We’ve written about the headaches associated with the supplemental SWCAP process that states must use in order to recover some of their costs associated with administering federal stimulus dollars. But we thought that given the importance of this issue to the states, a little more background was in order. We turned to Clark Partridge, the helpful state comptroller in Arizona to take us through the story.
“In March, [2009]” he explained, “we had a conference of state comptrollers for NASACT. Very quickly it became clear and apparent that there was a major strategic weakness embedded in ARRA: there was money for the Recovery Activity and Transparency Board and for OMB, but not money to do these central oversight things at the state level.”
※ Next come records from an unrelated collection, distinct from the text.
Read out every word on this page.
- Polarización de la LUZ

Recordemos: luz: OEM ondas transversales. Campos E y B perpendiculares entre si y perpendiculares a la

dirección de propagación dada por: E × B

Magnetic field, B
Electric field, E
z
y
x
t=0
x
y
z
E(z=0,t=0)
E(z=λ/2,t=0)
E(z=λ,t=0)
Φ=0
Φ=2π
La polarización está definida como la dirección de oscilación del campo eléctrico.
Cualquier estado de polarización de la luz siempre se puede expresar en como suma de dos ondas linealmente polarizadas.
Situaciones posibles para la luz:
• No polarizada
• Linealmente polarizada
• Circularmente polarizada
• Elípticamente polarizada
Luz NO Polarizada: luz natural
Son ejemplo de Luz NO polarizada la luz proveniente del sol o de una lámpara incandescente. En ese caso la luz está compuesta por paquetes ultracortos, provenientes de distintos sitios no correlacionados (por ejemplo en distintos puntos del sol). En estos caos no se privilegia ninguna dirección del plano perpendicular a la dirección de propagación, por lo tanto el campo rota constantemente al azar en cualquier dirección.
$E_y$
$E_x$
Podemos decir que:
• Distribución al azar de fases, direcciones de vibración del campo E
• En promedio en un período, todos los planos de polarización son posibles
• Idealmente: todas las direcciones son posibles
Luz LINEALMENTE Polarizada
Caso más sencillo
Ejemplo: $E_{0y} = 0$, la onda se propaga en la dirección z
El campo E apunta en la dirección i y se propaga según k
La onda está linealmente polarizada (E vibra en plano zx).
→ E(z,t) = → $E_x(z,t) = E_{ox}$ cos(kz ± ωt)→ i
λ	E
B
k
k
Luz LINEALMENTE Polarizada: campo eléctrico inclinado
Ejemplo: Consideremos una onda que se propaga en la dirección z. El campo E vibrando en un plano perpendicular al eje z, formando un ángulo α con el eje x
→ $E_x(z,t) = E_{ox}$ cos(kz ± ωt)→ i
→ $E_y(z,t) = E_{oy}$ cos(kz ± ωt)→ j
States worked with OMB to rectify that problem, but still didn’t receive guidance on how to apply SWCAP to stimulus dollars until mid-May 2009. As with any big program, that initial guidance had some wrinkles that needed to be ironed out before it could be effective. It wasn’t until summer that the situation was fully clarified, says Partridge.
Of course, by that time, many state operations were already rolling. That created a problem not only in trying to adequately track how much time and resources were being spent managing the Recovery Act prior to clear guidance—awfully hard when you aren’t sure exactly how you’ll be asked to track those expenditures—but also because, as Partridge explains, many state agencies were pushing money out the door quickly. So quickly, in fact, that Partridge figured all that money would be spent long before his office could recover their supplemental SWCAP costs. Much of the money would be spent within a year, while the reporting and managing could take three. (OMB finally agreed that estimated ARRA-specific costs could be “pulled forward” into the current year.)
What’s more, state agencies were often dealing with guidance that conflicted with what they were hearing from OMB. “They were receiving instructions from their federal agencies,” says Partridge. “Some of that was not the top of the federal agencies who were working with OMB. Some was from regional federal agency offices–quite a ways removed from the OMB.”
“It takes time to coordinate all those things,” he explains, “they are all brand new issues.”
When all was said and done, Arizona’s supplemental SWCAP plan was finally submitted in August and approved in October. And that isn’t the end of the story.
Just days before the state’s plan was approved, the federal Department of Education made some adjustments in allowable state expenses. Arizona didn’t even find out about those changes until December and was still trying to sort things out in the new year.